Notice that this variant uses social engineering to get the user to execute
it. They zip the payload, and use a password protected zipfile, so the virus
scanners can't look inside.
 
> How did this happen?  How did I get an email
> configured to look like something from Gene?  Is my

Easy as pi: http://www.opus1.com/www/presentations/emailproto/sld012.htm

The issues of trust and authentication are not that obvious, btw. It's clear
enough by biological properties and my government-issued ID never issued the
picture -- you built a model from a history of post, and linked it to
whatever appeared on the To: headers.

If that information is forgeable (and it is), it's clearly one has to turn to
something else to authenticate. Public key cryptography allows us to use the
laws of mathematics to verify that this email came somebody in the possession
of a secret (the private part of the public/private key pair). I have an
incentive to not circulate that secret widely, so just download a PGP/GPG
plugin for your MUA. 

> machine infected with something that helped to make
> this possible?  (My Norton anti-virus is up to date,
> and reports as of yesterday that I'm clean.) Is it an

This is not an absolute security, btw. You can get hit by a new virus before
your virus scanner updated his knowledge base.
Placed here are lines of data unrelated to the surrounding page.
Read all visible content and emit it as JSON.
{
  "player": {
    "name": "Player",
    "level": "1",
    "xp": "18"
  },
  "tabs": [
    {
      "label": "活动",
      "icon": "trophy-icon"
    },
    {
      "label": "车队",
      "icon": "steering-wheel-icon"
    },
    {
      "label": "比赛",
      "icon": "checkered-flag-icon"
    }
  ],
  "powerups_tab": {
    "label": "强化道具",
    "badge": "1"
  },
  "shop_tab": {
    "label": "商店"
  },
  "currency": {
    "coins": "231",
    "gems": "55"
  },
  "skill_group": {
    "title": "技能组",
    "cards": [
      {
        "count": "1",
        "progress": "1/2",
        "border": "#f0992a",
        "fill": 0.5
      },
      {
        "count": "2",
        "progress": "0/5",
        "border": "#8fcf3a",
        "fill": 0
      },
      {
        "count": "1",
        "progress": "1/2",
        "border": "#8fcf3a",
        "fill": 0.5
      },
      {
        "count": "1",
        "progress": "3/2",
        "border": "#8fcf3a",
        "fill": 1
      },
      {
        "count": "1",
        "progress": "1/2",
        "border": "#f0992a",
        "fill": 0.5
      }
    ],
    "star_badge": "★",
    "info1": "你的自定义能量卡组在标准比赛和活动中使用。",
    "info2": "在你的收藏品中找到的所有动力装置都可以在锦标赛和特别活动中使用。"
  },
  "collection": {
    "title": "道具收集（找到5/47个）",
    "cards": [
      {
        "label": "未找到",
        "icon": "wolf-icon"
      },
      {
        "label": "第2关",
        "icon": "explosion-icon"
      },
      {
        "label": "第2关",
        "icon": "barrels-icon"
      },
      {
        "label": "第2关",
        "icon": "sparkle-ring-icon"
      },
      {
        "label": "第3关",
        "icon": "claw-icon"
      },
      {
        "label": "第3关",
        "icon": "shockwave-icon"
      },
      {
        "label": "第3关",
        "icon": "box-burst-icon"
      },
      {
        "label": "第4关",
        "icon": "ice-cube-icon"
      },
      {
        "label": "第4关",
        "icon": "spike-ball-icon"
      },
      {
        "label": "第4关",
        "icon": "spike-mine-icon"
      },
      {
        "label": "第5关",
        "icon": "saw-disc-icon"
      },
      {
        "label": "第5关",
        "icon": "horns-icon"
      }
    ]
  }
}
> infection associated with the list, or one or more
> members of the list?  Gene's IT savvy is so advanced
> that I can rarely make heads or tales of the

Uh, sorry about that. Does this email make more sense than the previous ones?

> discussion when Gene goes there, so I think it least
> likely that his machine is infected, but who knows.

It is possible, but unlikely.
 
> I submit this in detail because it may be of concern
> to others with more serious security concerns.